The Timeline: How Long Does It Take?
There is no secret to how long leadership training takes. This process should be guided by biblical vision and a clear understanding of the end goal. In the ministry of Faith Baptist Church, Riverside church plant, I had the privilege of transferring leadership to Saidi Chishimba in 2007.
Our relationship began simply – I visited him in the dorms when he was a student at Copperbelt University. He started attending FBC and joined the young adult group I was leading. For several years, he grew with us there. Then came a season when he became distracted and moved to another part of town. But in late 1997, something changed. He became deeply serious with the Lord and took off spiritually.
As I watched, it became increasingly clear that God was pushing him toward ministry. Saidi acknowledged this calling, and the spiritual leaders around him affirmed what we were all seeing.
There was a ten-year investment in a relationship, laboring together in a mentoring relationship, and the foundation for a lasting friendship based on trust and competency.
How to Determine the Right Person to Transition Leadership To
Look for someone who is serious about the Word, and I mean genuinely, inconveniently serious. Not someone content with surface-level Christianity or comfortable religiosity that asks no hard questions. You need a leader who embraces the objective truth of Scripture and wrestles with how to apply it honestly to life, to cultural situations, to the everyday challenges we all face in ministry.
Watch for deepening hunger. Spiritual appetite that grows rather than diminishes over time. Look for unmistakable evidence that God’s hand is upon them—the kind of evidence you can’t manufacture or fake.
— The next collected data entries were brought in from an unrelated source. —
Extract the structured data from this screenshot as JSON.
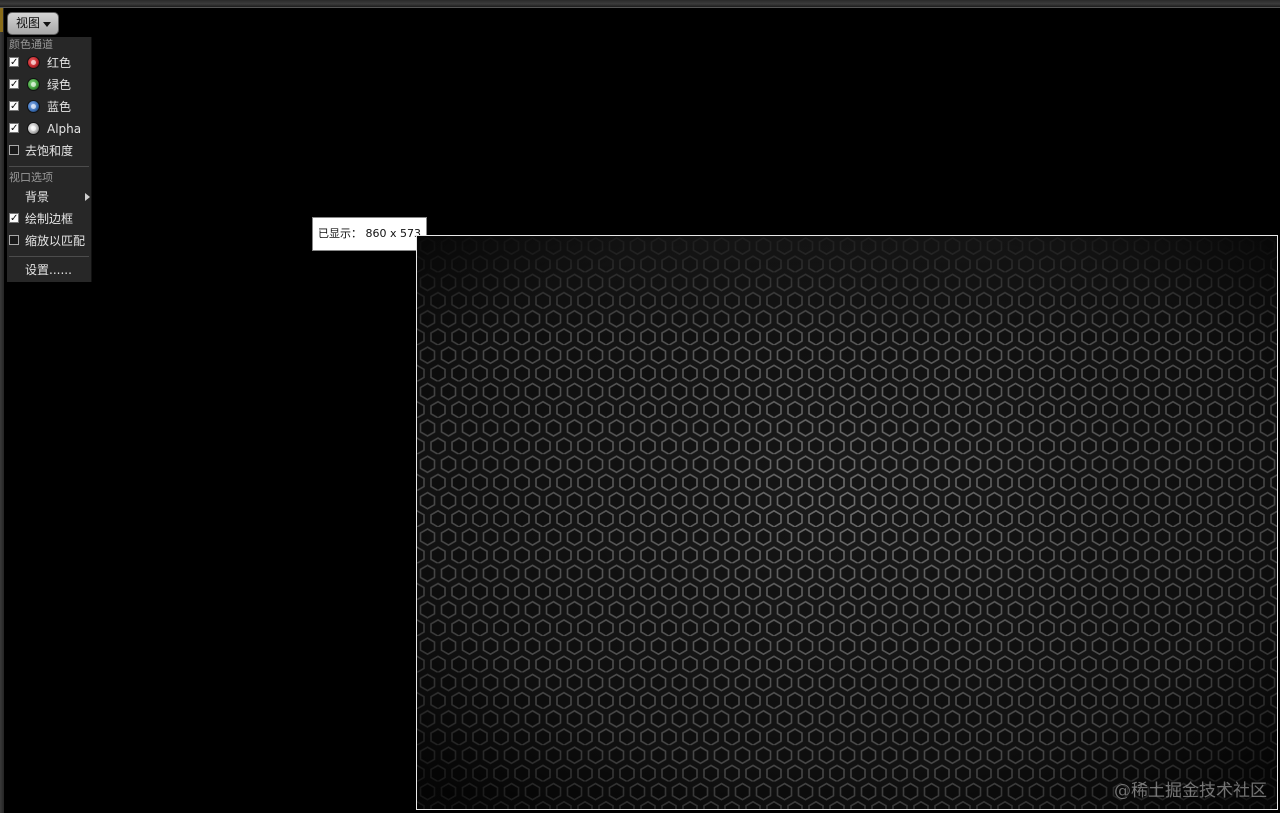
{
  "view_button": {
    "label": "视图"
  },
  "view_menu": {
    "color_channels_header": "颜色通道",
    "channels": [
      {
        "label": "红色",
        "checked": true,
        "icon": "red-channel-icon",
        "color": "#c0272d"
      },
      {
        "label": "绿色",
        "checked": true,
        "icon": "green-channel-icon",
        "color": "#3f9b3a"
      },
      {
        "label": "蓝色",
        "checked": true,
        "icon": "blue-channel-icon",
        "color": "#3b6fb5"
      },
      {
        "label": "Alpha",
        "checked": true,
        "icon": "alpha-channel-icon",
        "color": "#b5b5b5"
      }
    ],
    "desaturate": {
      "label": "去饱和度",
      "checked": false
    },
    "viewport_options_header": "视口选项",
    "background": {
      "label": "背景"
    },
    "draw_border": {
      "label": "绘制边框",
      "checked": true
    },
    "scale_to_fit": {
      "label": "缩放以匹配",
      "checked": false
    },
    "settings": {
      "label": "设置......"
    }
  },
  "tooltip": {
    "text": "已显示： 860 x 573"
  },
  "watermark": {
    "text": "@稀土掘金技术社区"
  },
  "colors": {
    "menu_bg": "#272727",
    "image_border": "#e8e8e8",
    "hex_stroke": "#6e6e6e"
  }
}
Watch for Defining Moments. God has a way of orchestrating defining moments that reveal what’s really in a person’s heart. These moments often come when the person you’re mentoring faces a clear crossroads—when the church can offer only a modest ministry position while secular opportunities simultaneously present themselves with large salaries and attractive benefits packages. When you financially can’t compete. Not even close.
Pay attention to what they choose in these moments.
When someone turns their back on money and security to follow God’s call to ministry, that is someone who is willing to make the sacrifices necessary to serve Christ and His church. That kind of decision tells you much about their commitment to God.
Brothers, don’t hand off leadership to someone who hasn’t been tested. Watch how they respond when comfort and calling pull in opposite directions. The right person will choose the harder path – not perfectly, but consistently.
When the Time Comes
I saw Saidi’s willingness to take the hard road—not the path of least resistance, but the right path. He stood up for what he believed was right. His commitment to Scripture assured me that when difficulties came (and they did come), he would obey Scripture and seek to follow the Lord above all else.
I was thankful that God had prepared a man willing to take up this mantle of pastoral ministry. But what sealed it for me was Saidi’s spiritual humility before God. He wasn’t eager for the position. He wasn’t ambitious in the wrong sense. Instead, he was filled with holy reverence, overwhelmed by the weight of the responsibility being placed on his shoulders. He had reached that crucial point of maturity where he understood this truth: unless God does the work through us, it’s impossible.
Conclusion
If you’re reading this feeling overwhelmed by the weight of succession planning, let me encourage you: God is already at work. He’s raising up leaders in your congregation right now – men whose hearts He’s preparing for ministry.
Your calling isn’t to manufacture a successor. It’s to be faithful in discipleship and invest deeply in the men God brings across your path. Trust God with the timeline and with a clear vision for the end goal. Ten years seemed long when I was in the midst of the process, but looking back, that was exactly what was needed.
Don’t wait to start intentionally investing in potential leaders. Start now. Invite them into your life, let them come alongside you in ministry, and mentor them in the Word. Pray and trust God to do what only He can do: raise the next leader for your church or gospel ministry.